Therapeutic Potential of Targeting Ferroptosis in Periprosthetic Osteolysis Induced by Ultra-High-Molecular-Weight Polyethylene Wear Debris

Abstract

Background/Objectives: Periprosthetic osteolysis is the primary cause of arthroplasty failure in the majority of patients. Mechanistically, wear debris released from the articulating surfaces of a prosthesis initiates local inflammation and several modes of regulated cell death programs, such as ferroptosis, which represents a promising therapeutic target in various chronic inflammatory diseases. Thus, the current study aimed at exploring the therapeutic potential of targeting ferroptosis in a polyethylene-wear-debris-induced osteolysis model. Methods: Inverted cell culture model was used for stimulating the cells with wear debris in vitro, and calvarial osteolysis model was used for evaluating the therapeutic effects of inhibitors in vivo. Results: The immunostaining of periprosthetic bone tissues demonstrated a number of osteocytes expressing ferroptosis markers. Likewise, the expressions of ferroptosis markers were confirmed in polyethylene-wear-debris-stimulated osteocyte-like cells and primary osteoblasts in a direct stimulation model but not in an indirect stimulation model. Furthermore, polyethylene wear debris was implanted onto calvarial bone and mice were treated with the ferroptosis inhibitors DFO and Fer-1. These treatments alleviated the inflammatory and pathological bone resorption induced by the wear debris implantation. Conclusions: Our data broaden the knowledge of the pathogenesis of periprosthetic osteolysis and highlight ferroptosis as a promising therapeutic target.

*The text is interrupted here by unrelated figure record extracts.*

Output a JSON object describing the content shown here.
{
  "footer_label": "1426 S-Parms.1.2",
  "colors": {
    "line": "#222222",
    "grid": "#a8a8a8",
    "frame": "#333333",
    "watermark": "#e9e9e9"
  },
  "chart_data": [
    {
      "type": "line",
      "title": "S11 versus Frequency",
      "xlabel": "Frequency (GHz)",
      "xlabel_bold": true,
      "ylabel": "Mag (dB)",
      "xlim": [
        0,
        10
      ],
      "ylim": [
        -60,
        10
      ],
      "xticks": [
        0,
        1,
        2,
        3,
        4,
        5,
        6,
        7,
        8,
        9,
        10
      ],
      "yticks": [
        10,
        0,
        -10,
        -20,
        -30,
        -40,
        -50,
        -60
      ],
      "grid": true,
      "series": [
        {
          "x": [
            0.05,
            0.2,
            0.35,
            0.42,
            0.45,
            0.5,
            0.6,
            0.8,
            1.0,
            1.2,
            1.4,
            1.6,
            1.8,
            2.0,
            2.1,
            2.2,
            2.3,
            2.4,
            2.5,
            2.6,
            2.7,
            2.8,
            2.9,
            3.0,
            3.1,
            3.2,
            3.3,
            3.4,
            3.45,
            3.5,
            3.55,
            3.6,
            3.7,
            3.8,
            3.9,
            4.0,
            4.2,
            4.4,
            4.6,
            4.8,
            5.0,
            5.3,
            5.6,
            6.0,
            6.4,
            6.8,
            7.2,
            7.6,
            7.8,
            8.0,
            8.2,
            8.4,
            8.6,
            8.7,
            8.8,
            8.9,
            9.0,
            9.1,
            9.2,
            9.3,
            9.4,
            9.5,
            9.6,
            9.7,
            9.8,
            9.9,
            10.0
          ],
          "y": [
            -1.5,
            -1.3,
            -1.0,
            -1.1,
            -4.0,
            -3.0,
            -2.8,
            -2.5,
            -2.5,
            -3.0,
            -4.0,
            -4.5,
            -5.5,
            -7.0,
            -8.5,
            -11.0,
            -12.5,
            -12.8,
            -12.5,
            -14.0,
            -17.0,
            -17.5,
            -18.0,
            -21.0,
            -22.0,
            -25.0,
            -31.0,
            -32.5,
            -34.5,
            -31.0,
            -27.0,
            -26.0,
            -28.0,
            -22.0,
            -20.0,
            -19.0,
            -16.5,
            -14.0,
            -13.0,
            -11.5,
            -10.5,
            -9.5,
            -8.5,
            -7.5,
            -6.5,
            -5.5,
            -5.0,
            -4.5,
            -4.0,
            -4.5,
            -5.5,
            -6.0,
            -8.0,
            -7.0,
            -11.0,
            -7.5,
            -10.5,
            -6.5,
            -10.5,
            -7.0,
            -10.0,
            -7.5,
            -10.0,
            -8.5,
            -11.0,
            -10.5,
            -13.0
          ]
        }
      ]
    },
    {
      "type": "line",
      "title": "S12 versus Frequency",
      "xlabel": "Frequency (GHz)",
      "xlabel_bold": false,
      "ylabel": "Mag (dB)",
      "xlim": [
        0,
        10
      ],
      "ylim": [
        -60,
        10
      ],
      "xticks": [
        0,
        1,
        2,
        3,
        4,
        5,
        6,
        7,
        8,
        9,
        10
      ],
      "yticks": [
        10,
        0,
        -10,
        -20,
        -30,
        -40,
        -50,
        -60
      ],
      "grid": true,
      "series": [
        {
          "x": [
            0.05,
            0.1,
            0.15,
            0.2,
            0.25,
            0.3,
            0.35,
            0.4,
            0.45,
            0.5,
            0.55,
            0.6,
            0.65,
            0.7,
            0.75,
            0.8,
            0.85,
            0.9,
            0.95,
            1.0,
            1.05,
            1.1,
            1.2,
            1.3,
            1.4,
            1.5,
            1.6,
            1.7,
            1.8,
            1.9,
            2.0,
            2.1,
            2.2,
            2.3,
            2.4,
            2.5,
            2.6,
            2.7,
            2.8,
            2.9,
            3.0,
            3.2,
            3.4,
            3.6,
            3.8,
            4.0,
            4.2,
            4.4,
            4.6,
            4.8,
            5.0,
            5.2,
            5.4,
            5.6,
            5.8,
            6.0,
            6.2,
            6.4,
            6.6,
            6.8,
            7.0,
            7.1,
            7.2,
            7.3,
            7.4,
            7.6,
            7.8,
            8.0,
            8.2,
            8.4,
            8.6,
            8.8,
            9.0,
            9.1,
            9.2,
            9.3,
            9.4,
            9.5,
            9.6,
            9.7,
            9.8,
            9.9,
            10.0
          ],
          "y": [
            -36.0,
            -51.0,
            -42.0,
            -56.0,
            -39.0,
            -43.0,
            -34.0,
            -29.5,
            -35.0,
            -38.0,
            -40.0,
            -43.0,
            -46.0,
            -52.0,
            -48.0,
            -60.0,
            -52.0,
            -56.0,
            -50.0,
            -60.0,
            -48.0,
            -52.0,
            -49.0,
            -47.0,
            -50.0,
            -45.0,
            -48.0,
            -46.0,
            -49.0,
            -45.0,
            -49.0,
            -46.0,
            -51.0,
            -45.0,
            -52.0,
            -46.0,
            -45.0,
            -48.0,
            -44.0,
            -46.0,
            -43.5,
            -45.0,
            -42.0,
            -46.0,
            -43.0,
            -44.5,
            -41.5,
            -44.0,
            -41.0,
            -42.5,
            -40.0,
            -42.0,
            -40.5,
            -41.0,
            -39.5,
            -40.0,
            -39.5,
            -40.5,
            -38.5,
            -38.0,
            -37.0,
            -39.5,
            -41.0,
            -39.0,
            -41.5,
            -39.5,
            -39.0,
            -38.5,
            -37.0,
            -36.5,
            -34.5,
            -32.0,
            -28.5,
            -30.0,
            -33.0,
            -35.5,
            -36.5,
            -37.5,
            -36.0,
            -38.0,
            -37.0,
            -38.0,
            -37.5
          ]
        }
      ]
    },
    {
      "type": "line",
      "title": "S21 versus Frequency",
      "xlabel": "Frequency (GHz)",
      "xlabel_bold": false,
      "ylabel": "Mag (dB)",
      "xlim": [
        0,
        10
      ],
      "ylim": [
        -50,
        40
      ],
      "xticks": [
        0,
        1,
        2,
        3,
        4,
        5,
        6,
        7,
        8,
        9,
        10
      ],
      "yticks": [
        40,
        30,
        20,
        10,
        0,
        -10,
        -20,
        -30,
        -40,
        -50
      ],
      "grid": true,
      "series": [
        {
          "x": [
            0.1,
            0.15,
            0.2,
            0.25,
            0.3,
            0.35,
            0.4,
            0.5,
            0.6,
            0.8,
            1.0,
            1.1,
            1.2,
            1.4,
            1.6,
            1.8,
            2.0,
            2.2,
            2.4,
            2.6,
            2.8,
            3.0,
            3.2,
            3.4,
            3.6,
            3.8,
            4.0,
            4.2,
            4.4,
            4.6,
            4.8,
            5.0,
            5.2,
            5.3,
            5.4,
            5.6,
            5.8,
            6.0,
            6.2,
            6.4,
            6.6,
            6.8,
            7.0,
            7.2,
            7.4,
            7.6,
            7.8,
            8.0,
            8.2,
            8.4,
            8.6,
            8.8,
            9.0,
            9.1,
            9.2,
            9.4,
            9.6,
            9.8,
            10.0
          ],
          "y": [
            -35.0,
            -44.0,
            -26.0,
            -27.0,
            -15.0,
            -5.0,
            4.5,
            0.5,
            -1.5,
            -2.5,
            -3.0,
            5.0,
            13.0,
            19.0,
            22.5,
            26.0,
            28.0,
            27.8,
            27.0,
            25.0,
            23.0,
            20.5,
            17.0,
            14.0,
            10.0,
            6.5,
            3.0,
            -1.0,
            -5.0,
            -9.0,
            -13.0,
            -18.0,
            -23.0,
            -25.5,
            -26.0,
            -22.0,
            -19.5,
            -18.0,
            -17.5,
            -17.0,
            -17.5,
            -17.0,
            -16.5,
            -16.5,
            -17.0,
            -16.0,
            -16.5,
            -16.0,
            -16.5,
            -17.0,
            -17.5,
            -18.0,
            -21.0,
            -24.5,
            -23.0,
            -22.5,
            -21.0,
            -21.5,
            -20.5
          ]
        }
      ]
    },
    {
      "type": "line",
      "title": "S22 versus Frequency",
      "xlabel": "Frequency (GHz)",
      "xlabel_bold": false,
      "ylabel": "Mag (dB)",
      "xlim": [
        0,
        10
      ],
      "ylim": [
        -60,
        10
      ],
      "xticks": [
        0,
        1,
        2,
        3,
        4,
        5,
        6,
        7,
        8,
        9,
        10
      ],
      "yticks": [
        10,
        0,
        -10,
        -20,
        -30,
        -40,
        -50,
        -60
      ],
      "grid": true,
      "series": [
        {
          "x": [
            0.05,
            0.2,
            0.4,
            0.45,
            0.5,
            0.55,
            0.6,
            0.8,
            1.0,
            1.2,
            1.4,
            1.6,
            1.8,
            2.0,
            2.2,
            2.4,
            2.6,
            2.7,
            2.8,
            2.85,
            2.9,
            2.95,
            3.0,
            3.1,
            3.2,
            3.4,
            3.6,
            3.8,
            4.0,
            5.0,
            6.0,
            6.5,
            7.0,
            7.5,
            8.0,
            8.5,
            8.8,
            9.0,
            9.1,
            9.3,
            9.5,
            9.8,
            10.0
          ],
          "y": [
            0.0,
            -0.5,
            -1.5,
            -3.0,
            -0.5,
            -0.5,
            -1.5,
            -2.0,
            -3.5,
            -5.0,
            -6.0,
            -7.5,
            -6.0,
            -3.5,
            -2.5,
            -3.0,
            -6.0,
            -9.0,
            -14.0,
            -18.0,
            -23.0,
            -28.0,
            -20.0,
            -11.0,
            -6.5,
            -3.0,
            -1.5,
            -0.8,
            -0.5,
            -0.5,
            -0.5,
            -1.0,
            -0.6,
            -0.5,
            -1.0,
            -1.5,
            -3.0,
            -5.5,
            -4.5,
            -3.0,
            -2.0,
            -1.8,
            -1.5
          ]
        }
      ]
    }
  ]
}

Keywords: ferroptosis inhibitors; periprosthetic osteolysis; therapeutics; wear debris.

Figure 1

Detection of GPX4- and NRF2-positive osteocytes in periprosthetic bone tissues. IHC staining of the bone tissues from patients who underwent revision surgery with specific antibodies. Arrows indicate positive reactions. Scale bars are 50 µm.

Figure 2

Expressions of ferroptosis markers in UHMWPE-wear-debris-simulated osteocytes and osteoblasts. Gene expressions of Gpx4, Chac1, and Nfe2l2. (A,B) Relative gene expressions of stimulated MLO-Y4-like osteocytes (A) and osteoblasts (B) in the direct stimulation model with UHMWPE debris. (C,D) Relative gene expressions of stimulated MLO-Y4-like osteocytes (C) and osteoblasts (D) in an indirect stimulation model using the UHMWPE-debris-stimulated macrophages. The results represent the means of 6 samples ± SEM. The significant difference between the two groups was determined by a two-tailed Student’s t-test. (E,F) Protein expression analysis of NRF2 and GPX4 in the stimulated MLO-Y4-like osteocytes. (E) Direct stimulation model. (F) Indirect stimulation model. * = p < 0.05; ** = p < 0.01; *** = p < 0.001; ns = not significant.

Figure 3

Evaluation of the beneficial effects of targeting ferroptosis in the inflammatory osteolysis model. The sham mice did not receive the debris implantation, while all the other groups received it. (A) Quantification of the bone resorption area in the calvarial bone tissues analyzed by micro-CT. The right panels are representative images for the micro-CT. (B) Quantification of the TRAP-stained areas in the calvarial bone sections. The right panels are representative images for the TRAP-stained sections. (C) Quantification of inflammatory infiltrates in the calvarial bone sections. The right panels are representative images for the HE-stained sections. The results represent the means ± SEM of 6 mice. Scale bars are 50 µm. The significant difference between the two groups was determined by one-way ANOVA, followed by Tukey’s multiple-comparison procedure. * = p < 0.05; ** = p < 0.01; *** = p < 0.001; **** = p < 0.0001.